Hey, the article mentions "PolitiFact Bias"!
Plus: How PolitiFact could build trust across the board
At the risk of humeral fracture from patting ourselves on the back, the best section of the Post article is the one that mentions PolitiFact Bias. That's not because it mentions PolitiFact Bias, though that's part of it (bold emphasis added)
(Sharockman)’s fully aware of the free-floating cynicism about fact-checking, a form that has enjoyed a boomlet in the past few years with such outfits as PolitiFact, FactCheck.org, Snopes and The Washington Post’s Fact Checker on the scene. In one poll last year, 88 percent of people who supported Trump during the 2016 campaign said they didn’t trust media fact-checking. (Overall, just 29 percent of likely voters in the survey said they did.) PolitiFact itself has come in for particularly intense criticism; a blog called PolitiFact Bias is devoted to “exposing [its] bias, mistakes and flimflammery.”The fact is that the polls show that moderates and independents are more skeptical about mainstream media fact-checking than are Democrats. The corollary? The political group that most trusts political fact-checking is Democrats.

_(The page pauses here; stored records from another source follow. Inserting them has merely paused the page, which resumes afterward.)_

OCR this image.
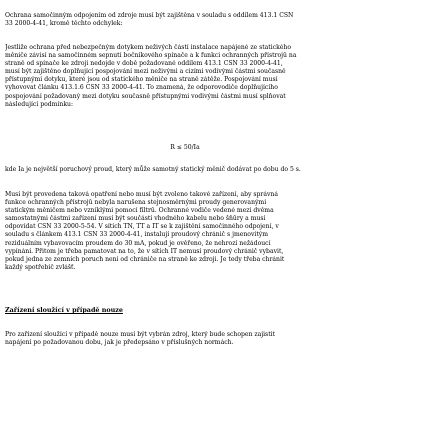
Ochrana samočinným odpojením od zdroje musí být zajištěna v souladu s oddílem 413.1 ČSN
33 2000-4-41, kromě těchto odchylek:

Jestliže ochrana před nebezpečným dotykem neživých částí instalace napájené ze statického
měniče závisí na samočinném sepnutí bočníkového spínače a k funkci ochranných přístrojů na
straně od spínače ke zdroji nedojde v době požadované oddílem 413.1 ČSN 33 2000-4-41,
musí být zajištěno doplňující pospojování mezi neživými a cizími vodivými částmi současně
přístupnými dotyku, které jsou od statického měniče na straně zátěže. Pospojování musí
vyhovovat článku 413.1.6 ČSN 33 2000-4-41. To znamená, že odporovodiče doplňujícího
pospojování požadovaný mezi dotyku současně přístupnými vodivými částmi musí splňovat
následující podmínku:

R ≤ 50/Ia

kde Ia je největší poruchový proud, který může samotný statický měnič dodávat po dobu do 5 s.

Musí být provedena taková opatření nebo musí být zvoleno takové zařízení, aby správná
funkce ochranných přístrojů nebyla narušena stejnosměrnými proudy generovanými
statickým měničem nebo vzniklými pomocí filtrů. Ochranné vodiče vedené mezi dvěma
samostatnými částmi zařízení musí být součástí vhodného kabelu nebo šňůry a musí
odpovídat ČSN 33 2000-5-54. V sítích TN, TT a IT se k zajištění samočinného odpojení, v
souladu s článkem 413.1 ČSN 33 2000-4-41, instalují proudový chránič s jmenovitým
reziduálním vybavovacím proudem do 30 mA, pokud je ověřeno, že nehrozí nežádoucí
vypínání. Přitom je třeba pamatovat na to, že v sítích IT nemusí proudový chránič vybavit,
pokud jedna ze zemních poruch není od chrániče na straně ke zdroji. Je tedy třeba chránit
každý spotřebič zvlášť.

Zařízení sloužící v případě nouze

Pro zařízení sloužící v případě nouze musí být vybrán zdroj, který bude schopen zajistit
napájení po požadovanou dobu, jak je předepsáno v příslušných normách.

The basic critique is that fact-checkers cherry-pick statements and facts to create a false impression — usually that conservative candidates are less truthful than the liberal kind.
Shouldn't we expect moderates more than Democrats or Republicans to favor PolitiFact if it treats Democrats and Republicans with equal skepticism? Indeed, for years PolitiFact tried to argue for its neutrality by saying it gets attacked from both sides. Left unsaid was the fact that most of the attacking came from one side.
PolitiFact needs to hear the message in the numbers. Likely voters don't trust fact checkers (71 percent!). PolitiFact can't do meet-and-greets with 71 percent of likely voters. To earn trust, PolitiFact needs to severely ramp up its transparency and address the criticism it receives. If the criticism is valid, make changes. If the criticism is invalid, then crush entities like PolitiFact Bias by publicly discrediting their arguments with better arguments.
Establish trust by modeling transparently trustworthy behavior, in other words.
Or PolitiFact can just keep doing what it's doing and see if that 30 percent or so that trusts it just happens to grow.
Good luck with that.
Afters
Is this true?
The fact of the matter is that both sides are becoming less moored to the truth, Sharockman says. The number of untrustworthy statements by Republicans and Democrats alike has grown over the past three presidential cycles, he noted.Our numbers show that the number of false ("False" plus "Pants on Fire") statements from Democrats, as rated by PolitiFact, drop from PolitiFact's early years. Though with a minor spike during the 2016 election cycle.
What data would support Sharockman's claim, we wonder?